While Microsoft and Netflix are partnering to run ads on the streaming platform via Azure cloud, the deal is temporary and quite unproven for the platform. Until Netflix can show a proven track record of pushing ads to a sustained ad base, Microsoft will most likely avoid anchoring another ad platform to its nascent one while also being saddled with managing content, publishing, licensing, entertainment contracts, and additional public relations for margins well below its own customary 30%.
If the idea is to somehow leverage its current Netflix partnership to expand its Game Pass service over multiple devices, Microsoft would be better off simply striking a deal to have either its games of the full branding of Game Pass offered in Netflix’s new gaming sector.
Netflix has shown the technological proficiency to stream content to almost any device, and Microsoft would be served well to partner with the streaming service to push its Game Pass platform.
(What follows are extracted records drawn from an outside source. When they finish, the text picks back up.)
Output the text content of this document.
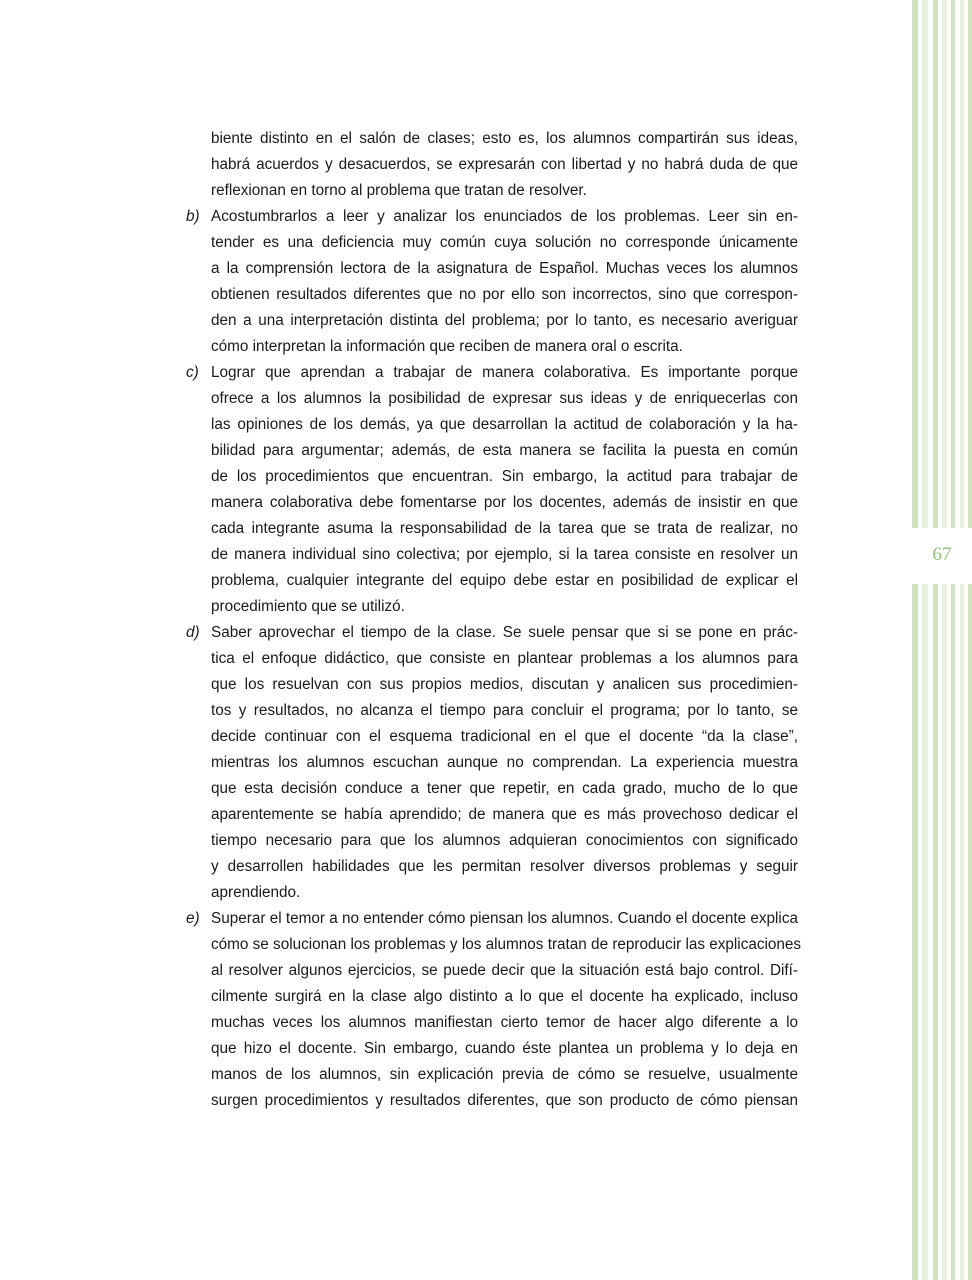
67
biente distinto en el salón de clases; esto es, los alumnos compartirán sus ideas,
habrá acuerdos y desacuerdos, se expresarán con libertad y no habrá duda de que
reflexionan en torno al problema que tratan de resolver.
b) Acostumbrarlos a leer y analizar los enunciados de los problemas. Leer sin en-
tender es una deficiencia muy común cuya solución no corresponde únicamente
a la comprensión lectora de la asignatura de Español. Muchas veces los alumnos
obtienen resultados diferentes que no por ello son incorrectos, sino que correspon-
den a una interpretación distinta del problema; por lo tanto, es necesario averiguar
cómo interpretan la información que reciben de manera oral o escrita.
c) Lograr que aprendan a trabajar de manera colaborativa. Es importante porque
ofrece a los alumnos la posibilidad de expresar sus ideas y de enriquecerlas con
las opiniones de los demás, ya que desarrollan la actitud de colaboración y la ha-
bilidad para argumentar; además, de esta manera se facilita la puesta en común
de los procedimientos que encuentran. Sin embargo, la actitud para trabajar de
manera colaborativa debe fomentarse por los docentes, además de insistir en que
cada integrante asuma la responsabilidad de la tarea que se trata de realizar, no
de manera individual sino colectiva; por ejemplo, si la tarea consiste en resolver un
problema, cualquier integrante del equipo debe estar en posibilidad de explicar el
procedimiento que se utilizó.
d) Saber aprovechar el tiempo de la clase. Se suele pensar que si se pone en prác-
tica el enfoque didáctico, que consiste en plantear problemas a los alumnos para
que los resuelvan con sus propios medios, discutan y analicen sus procedimien-
tos y resultados, no alcanza el tiempo para concluir el programa; por lo tanto, se
decide continuar con el esquema tradicional en el que el docente “da la clase”,
mientras los alumnos escuchan aunque no comprendan. La experiencia muestra
que esta decisión conduce a tener que repetir, en cada grado, mucho de lo que
aparentemente se había aprendido; de manera que es más provechoso dedicar el
tiempo necesario para que los alumnos adquieran conocimientos con significado
y desarrollen habilidades que les permitan resolver diversos problemas y seguir
aprendiendo.
e) Superar el temor a no entender cómo piensan los alumnos. Cuando el docente explica
cómo se solucionan los problemas y los alumnos tratan de reproducir las explicaciones
al resolver algunos ejercicios, se puede decir que la situación está bajo control. Difí-
cilmente surgirá en la clase algo distinto a lo que el docente ha explicado, incluso
muchas veces los alumnos manifiestan cierto temor de hacer algo diferente a lo
que hizo el docente. Sin embargo, cuando éste plantea un problema y lo deja en
manos de los alumnos, sin explicación previa de cómo se resuelve, usualmente
surgen procedimientos y resultados diferentes, que son producto de cómo piensan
A deal where Microsoft games or its Game Pass service shows up on devices running Netflix is a low-stakes benefit for both companies.
While Netflix wouldn’t own the full publishing rights or revenue generated, Game Pass offerings could help legitimize its efforts in bringing games to its platform and Microsoft would benefit from the reach of devices Netflix has already permeated. With a deal of this nature, Microsoft can continue to chase its ambitions of expansive game streaming while avoiding couch hunting for billions to buy a company in flux.
Perhaps most importantly, Microsoft could avoid being in the regulatory spotlight for trying to buy yet another leading content publisher in under two years.